9. The semiconductor structure as claimed in claim 8, further comprising:

a dielectric layer formed on the etching stop layer, wherein a portion of the dielectric layer is lower than the bottom surface of the fin spacer layer.

10. A semiconductor structure, comprising:

an isolation structure formed over a substrate;

a plurality of nanostructures formed over the isolation structure; and

a gate structure formed on the nanostructures, wherein the isolation structure comprises a first portion directly below the gate structure and a second portion outside the gate structure, and the first portion has a first height, the second portion has a second height, and the first height is greater than the second height.

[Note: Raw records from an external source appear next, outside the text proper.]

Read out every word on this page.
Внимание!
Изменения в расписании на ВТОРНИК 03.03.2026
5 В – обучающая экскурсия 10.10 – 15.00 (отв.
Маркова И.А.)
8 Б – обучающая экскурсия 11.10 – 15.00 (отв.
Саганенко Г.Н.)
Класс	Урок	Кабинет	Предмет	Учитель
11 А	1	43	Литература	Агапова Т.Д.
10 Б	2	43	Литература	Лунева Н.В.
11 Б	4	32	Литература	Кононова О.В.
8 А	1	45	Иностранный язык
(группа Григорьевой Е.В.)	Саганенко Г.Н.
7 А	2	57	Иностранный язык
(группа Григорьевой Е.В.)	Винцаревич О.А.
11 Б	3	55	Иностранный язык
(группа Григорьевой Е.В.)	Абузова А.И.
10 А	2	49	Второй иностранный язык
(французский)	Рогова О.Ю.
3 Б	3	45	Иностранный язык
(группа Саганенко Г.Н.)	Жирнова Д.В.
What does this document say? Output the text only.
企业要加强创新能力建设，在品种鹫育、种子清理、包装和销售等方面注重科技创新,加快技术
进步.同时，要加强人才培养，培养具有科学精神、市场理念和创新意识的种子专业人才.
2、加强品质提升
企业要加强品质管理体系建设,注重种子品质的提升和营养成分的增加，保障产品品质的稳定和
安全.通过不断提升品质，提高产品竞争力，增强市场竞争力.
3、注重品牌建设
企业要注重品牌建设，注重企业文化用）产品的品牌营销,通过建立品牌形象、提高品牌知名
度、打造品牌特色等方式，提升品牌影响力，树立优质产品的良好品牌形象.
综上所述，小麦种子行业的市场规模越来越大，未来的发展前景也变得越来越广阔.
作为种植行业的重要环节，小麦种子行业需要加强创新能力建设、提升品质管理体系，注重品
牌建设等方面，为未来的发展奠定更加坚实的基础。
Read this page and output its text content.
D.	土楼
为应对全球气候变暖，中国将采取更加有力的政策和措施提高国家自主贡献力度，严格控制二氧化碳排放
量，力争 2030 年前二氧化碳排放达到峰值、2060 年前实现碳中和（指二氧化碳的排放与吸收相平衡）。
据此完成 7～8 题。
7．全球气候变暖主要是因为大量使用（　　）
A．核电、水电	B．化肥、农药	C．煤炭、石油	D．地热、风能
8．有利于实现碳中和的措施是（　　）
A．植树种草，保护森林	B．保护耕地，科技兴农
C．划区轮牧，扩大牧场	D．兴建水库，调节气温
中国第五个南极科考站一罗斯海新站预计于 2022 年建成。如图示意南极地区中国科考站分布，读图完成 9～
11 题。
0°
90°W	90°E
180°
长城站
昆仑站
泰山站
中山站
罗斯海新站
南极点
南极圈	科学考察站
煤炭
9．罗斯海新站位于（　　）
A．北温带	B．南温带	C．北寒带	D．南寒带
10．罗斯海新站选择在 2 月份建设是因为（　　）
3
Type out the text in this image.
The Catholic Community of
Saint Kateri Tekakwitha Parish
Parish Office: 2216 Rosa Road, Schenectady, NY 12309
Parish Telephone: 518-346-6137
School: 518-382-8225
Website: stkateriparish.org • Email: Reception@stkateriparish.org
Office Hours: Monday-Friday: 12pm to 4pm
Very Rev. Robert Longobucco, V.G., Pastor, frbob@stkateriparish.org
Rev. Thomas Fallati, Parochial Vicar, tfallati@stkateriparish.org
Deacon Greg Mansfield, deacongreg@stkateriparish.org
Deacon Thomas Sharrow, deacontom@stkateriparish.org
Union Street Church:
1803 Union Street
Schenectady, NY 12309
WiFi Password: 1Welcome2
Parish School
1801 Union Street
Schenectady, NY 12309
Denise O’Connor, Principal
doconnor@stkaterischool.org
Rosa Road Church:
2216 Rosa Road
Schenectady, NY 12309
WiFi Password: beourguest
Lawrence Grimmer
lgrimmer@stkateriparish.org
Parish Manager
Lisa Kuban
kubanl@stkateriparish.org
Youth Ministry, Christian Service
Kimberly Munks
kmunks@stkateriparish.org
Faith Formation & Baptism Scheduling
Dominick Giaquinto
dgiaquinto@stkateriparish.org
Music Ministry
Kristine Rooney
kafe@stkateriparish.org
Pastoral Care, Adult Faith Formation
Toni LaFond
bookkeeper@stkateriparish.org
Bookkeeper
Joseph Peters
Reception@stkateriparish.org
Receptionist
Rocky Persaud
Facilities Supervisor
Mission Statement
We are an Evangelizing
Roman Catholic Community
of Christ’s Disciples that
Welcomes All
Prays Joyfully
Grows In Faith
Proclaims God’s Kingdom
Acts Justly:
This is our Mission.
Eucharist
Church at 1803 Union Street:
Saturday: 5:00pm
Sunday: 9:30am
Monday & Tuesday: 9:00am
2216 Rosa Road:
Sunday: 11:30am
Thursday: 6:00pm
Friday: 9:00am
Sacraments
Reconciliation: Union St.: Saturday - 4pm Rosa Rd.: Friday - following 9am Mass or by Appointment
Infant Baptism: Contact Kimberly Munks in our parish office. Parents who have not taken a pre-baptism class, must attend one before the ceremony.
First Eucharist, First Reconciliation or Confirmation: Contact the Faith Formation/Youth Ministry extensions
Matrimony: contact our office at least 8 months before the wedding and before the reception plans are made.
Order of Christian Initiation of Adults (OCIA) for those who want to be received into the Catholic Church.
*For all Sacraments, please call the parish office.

11. The semiconductor structure as claimed in claim 10, further comprising:

a gate spacer layer formed on a sidewall surface of the gate structure, wherein a bottom surface of the gate spacer layer is lower than a bottom surface of the gate structure.

12. The semiconductor structure as claimed in claim 11, further comprising:

an etching stop layer formed on the gate spacer layer, wherein a portion of the etching stop layer is lower than a bottom surface of the gate spacer layer.

13. The semiconductor structure as claimed in claim 12, further comprising:

a dielectric layer formed on the etching stop layer, wherein a portion of the dielectric layer is lower than the bottom surface of the gate spacer layer.

14. The semiconductor structure as claimed in claim 10, further comprising:

an inner spacer layer between two adjacent nanostructures; and

a source/drain (S/D) structure formed adjacent to the inner spacer layer, wherein an inner spacer layer is between the S/D structure and the gate structure.

15. The semiconductor structure as claimed in claim 14, further comprising:

a dummy gate structure between the gate structure and the substrate, wherein the dummy gate structure is below a bottommost nanostructure.

16. A method for forming a semiconductor structure, comprising:

forming a stack layer on a substrate, wherein the stack layer comprises a plurality of first semiconductor material layers and a plurality of second semiconductor material layers alternately stacked;

forming an isolation structure over the substrate, wherein the stack layer extends above the isolation structure;

forming a dummy gate structure over the first semiconductor material layers and the second semiconductor material layers;

performing an etching process on the isolation structure, wherein the isolation structure after the etching process comprises a first portion directly below the dummy gate structure and a second portion outside the dummy gate structure, and a top surface of the second portion is lower than a top surface of the first portion; and

removing a portion of the first semiconductor material layers and a portion of second semiconductor material layers to form an S/D recess, wherein a portion of the isolation structure is removed to form an isolation recess when forming the S/D recess.

17. The method for forming the semiconductor structure as claimed in claim 16, further comprising:

forming a fin spacer layer adjacent to the stack layer; and

forming an S/D structure in the S/D recess, wherein the S/D structure is formed adjacent to the fin spacer layer, and a bottom surface of the fin spacer layer is lower than a bottom surface of the S/D structure.

18. The method for forming the semiconductor structure as claimed in claim 17, further comprising:

forming a bottom isolation layer in the S/D recess before forming the S/D structure, wherein the bottom isolation layer has a curved top surface.

19. The method for forming the semiconductor structure as claimed in claim 16, further comprising:

forming a gate spacer layer adjacent to the dummy gate structure, wherein a bottom surface of the gate spacer layer is lower than a bottom surface of the dummy gate structure.

20. The method for forming the semiconductor structure as claimed in claim 16, further comprising:

removing a portion of the dummy gate structure to form a remaining dummy gate structure;

removing the remaining second semiconductor material layers to form a gap; and

forming a gate structure in the gap, wherein the gate structure is formed on the remaining dummy gate structure.